Un escritor sin gato es como
un ciego sin lazarillo. (Osvaldo Soriano)
Cuando
era chica nunca tuve gatos, siempre perros porque a mi papá le gustan los
perros, pero a los dieciséis años una amiga me ofreció una gatita, hija de su
gato y de una gata callejera (¿o techera?). Cuando la gata quedó preñada la
acogió una vecina, y los gatitos nacieron en la casa que daba su fondo con la de
mi amiga.
Fui a
ver los gatitos, eran cuatro, dos negros, uno rubio y uno gris con manchas
amarillas, tenía los colores de la madre y el pelo largo del padre. A mi me
gustó el “gatito” gris de pelo largo.
La
llevé a mi casa, no recuerdo en qué, creo que en una caja. Dejé la caja sobre
la mesa y Pantera, la perra ovejero belga, se paró en dos patas para ver y
oler. El “gatito” le puso muy mala cara a la perra. Fue la primera impresión.
Cuando
mi papá vio el gatito me dijo que era una gata y que había que castrarla, a
partir de ahí se llamó Minina.
La
primera noche puse su caja a los pies de mi cama y le dije que se quedara ahí.
Yo ya estaba acostada cuando sentí un motorcito, un ruido desconocido que venía
no sé de donde. De pronto me di cuenta de que Minina hacía ese ruido y se
apoyaba sobre mi pecho. Me asusté, pensé: “La gatita me quiere atacar”. Nadie
me había dicho que los gatos ronronean cuando sienten placer, y no había
escuchado ninguno, aunque me lo hubieran dicho.
Con
mucho cuidado la saqué de mi cama y la llevé de nuevo a su caja. De nuevo salió
ronroneando con la idea de acostarse conmigo. La devolví a su caja, hasta que
entendió que tenía que quedarse ahí.
Un par
de veces la bañé, en verano, con agua fría, la sequé con toalla y ella se
peinó. No sabía que a los gatos hay que secarlos con secador y peinarlos, ésa
es la labor de una segunda madre.
Minina
era curiosa, le gustaba sentarse en el umbral de la puerta con Pantera y
conmigo a mirar los autos y la gente pasar.
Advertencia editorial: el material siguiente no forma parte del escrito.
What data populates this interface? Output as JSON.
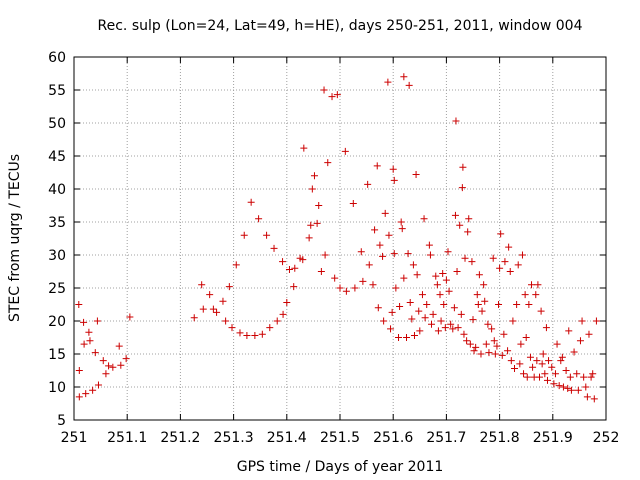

También le gustaba sentarse a mi
lado a mirar el agua que caía del secarropas.
Pantera,
que odiaba los gatos, la adoptó como una hija, y se angustiaba cuando Minina
andaba por la pared medianera o subía a los techos.
Minina
tenía un comedero con comida todo el día y no sabía controlarse, por eso llegó
a ser una gata obesa, y dormía en mi cama, arriba de una silla, arriba del
piano o con la perra.
Como en
mi casa había mucha gente, éramos cinco, y una perra, la gata nunca estaba sola
y no se aburría. Teníamos un patio con un arbolito donde se afilaba las uñas.
Nunca se colgó de una cortina, ni se metió en el lavarropas, ni rompió las
sillas. Cuando hacía frío y teníamos cerrada la puerta trasera ella pedía salir
para ir al patio. Cuando era chiquita mi mamá no la dejaba, y aceptaba que no
podía salir.
Después
de vivir seis años en el centro, en una casa con patio, y pasearse por los
techos de la manzana, nos mudamos a la quinta, donde había otros cinco gatos. Los
primeros días no quería salir de la habitación de mis padres, después se fue
animando, pero nunca se integró a la vida de los otros gatos.
Vio
llenarse la casa de perros, de esos perros que un día la acorralaron y la
asustaron. Yo la recogí de entre los perros, la llevé a la casa, la apoyé en el
piso y la acaricié. Cuando dejé de acariciarla murió. Y a partir de ahí mi
relación con esos perros nunca más fue la misma.